A good example of a software patent was FoxPro’s Rushmore Technology which, simply stated, was a data access method that used indexes to optimize data retrieval. A bad example of a software patent was 1-Click Buying. Setting aside the obviousness problem here, let’s consider whether something like 1 Click Buying was novel. By novel, does something build on prior art? I think it is safe to say that 1 Click Buying most certainly built on prior art that Apple didn’t own. When you consider how big Apple has become, don’t just think of the iPod, iPhone, IPad, etc. In 2000, Amazon licensed 1-Click from Apple. How much in licensing and royalty fees do you reckon Apple has cashed in on?
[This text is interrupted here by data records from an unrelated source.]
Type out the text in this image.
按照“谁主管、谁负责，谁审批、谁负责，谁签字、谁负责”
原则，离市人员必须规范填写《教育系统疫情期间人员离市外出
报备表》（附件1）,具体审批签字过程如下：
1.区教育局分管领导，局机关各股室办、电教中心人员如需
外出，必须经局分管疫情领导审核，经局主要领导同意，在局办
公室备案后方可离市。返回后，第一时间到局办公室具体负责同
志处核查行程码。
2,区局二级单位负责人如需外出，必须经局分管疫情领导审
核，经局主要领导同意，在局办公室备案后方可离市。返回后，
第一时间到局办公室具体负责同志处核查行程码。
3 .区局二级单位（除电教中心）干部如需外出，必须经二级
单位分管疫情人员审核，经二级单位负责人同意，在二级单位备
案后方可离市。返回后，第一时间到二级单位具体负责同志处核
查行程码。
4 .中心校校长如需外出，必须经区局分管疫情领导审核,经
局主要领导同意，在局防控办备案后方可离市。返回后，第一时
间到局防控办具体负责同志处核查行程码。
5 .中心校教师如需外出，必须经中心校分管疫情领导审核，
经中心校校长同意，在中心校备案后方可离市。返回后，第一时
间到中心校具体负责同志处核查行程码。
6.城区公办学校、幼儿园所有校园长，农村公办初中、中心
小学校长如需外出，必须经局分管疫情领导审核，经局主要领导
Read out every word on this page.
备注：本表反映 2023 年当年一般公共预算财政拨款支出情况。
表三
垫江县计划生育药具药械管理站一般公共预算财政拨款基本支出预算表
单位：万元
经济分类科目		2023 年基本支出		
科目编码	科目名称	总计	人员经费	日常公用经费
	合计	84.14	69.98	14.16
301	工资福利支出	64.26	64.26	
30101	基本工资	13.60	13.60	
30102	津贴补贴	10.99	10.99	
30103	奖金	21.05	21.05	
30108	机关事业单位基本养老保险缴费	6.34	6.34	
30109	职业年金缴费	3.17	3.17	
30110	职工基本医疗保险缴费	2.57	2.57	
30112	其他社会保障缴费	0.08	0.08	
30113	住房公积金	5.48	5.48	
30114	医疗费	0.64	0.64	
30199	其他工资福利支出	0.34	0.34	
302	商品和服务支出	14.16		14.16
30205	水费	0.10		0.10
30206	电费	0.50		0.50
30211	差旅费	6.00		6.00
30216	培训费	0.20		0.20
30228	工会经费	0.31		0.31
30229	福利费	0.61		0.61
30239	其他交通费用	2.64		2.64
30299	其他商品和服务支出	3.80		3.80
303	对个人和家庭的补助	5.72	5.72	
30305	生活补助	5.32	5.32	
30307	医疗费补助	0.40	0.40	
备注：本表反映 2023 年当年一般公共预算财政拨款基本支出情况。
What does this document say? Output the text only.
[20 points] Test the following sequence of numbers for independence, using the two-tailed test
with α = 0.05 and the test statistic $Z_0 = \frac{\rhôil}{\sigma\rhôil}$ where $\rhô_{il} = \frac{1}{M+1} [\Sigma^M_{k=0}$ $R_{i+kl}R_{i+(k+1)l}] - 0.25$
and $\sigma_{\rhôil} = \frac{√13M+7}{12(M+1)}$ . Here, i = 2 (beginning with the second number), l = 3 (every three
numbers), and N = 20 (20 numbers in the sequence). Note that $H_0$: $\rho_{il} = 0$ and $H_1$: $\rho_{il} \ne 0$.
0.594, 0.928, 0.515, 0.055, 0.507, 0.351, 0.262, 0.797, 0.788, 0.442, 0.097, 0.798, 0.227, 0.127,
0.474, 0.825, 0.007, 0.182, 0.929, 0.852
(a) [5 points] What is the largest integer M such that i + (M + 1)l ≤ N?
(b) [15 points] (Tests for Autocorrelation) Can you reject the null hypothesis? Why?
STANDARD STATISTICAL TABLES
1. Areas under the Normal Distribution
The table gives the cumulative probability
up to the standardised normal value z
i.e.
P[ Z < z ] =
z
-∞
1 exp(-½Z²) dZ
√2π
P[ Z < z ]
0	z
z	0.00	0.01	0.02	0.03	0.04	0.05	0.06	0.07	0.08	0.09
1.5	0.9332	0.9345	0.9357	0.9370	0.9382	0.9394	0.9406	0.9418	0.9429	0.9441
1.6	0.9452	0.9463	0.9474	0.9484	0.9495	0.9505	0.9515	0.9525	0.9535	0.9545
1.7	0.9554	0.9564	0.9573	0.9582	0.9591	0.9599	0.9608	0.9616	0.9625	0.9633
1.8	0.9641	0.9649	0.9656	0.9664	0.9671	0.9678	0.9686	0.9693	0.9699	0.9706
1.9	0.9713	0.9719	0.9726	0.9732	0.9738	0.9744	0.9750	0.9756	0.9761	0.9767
I agree with the Google attorney, the system is broken and has been broken for quite some time.  That’s not to say that software cannot and should not be patentable. I contend that software is just as patentable as anything else that has the potential for being patentable subject matter. The notions of novelty and non-obviousness seem to have been discarded by the USPTO. Some claim that it is very difficult to discern whether something is actually building on prior art. Peraps if claims where drawn up in a more standardized way, it would be easier. But you see, this is where the lawyers come in. The goal is always to draw up claims that are broad and vague. The broder the claims, the more your patent covers – something that patent trolls strive for. The gate keeper to protect the system is supposed to be the USPTO. They have been totally asleep at the wheel. It’s also been the court system that has been asleep at the wheel. Often, the USPTO will actually get it right – only to be reversed by the federal courts.

Now…before you think this is something that is just limited to technology, think again. Do you remember those orange trashbags that you could fill with leaves? They had a picture of a pumpkin stamped on them. Was that novel? I don’t believe so as it most definitely built on prior art. Was it non-obvious?  I thnk it is safe to say that in reality, the bags were obvious. The USPTO rejected the patents. The Circuit Court however, in 1999, reversed the USPTO. The Dembiczak and Zinbarg case is a good one to read because it is instructive on the gap that existed between the law and common sense. The USPTO was reversed on technical grounds based on evidence that was not in the record – but nevertheless could have been. This was a case where there the narrow teaching/suggestion/motivation standard for obviousness under 35 U.S.C. §103 was applied. Fortunately, in 2007, in the KSR v. Teleflex decision, the SCOTUS finally brought in notions of common sense. IMO, had the KSR decision been around when 1 Click was applied for, the patent would have been rejected.

Things should get better, but it would appear they are not because of business reality. The fact is, companies with a lot of money have the threat of litigation on their side – and that causes many more other companies to cave in. The Google attorney interviewed commented, as I have in the past that the only way you get to a definitive word is to litigate and get a court decision as to what is novel and non-obvious. The difficulity is that these are mixed questions of law and fact.

Bottom line, it’s going to be a while before things actually get better in the patent landscape.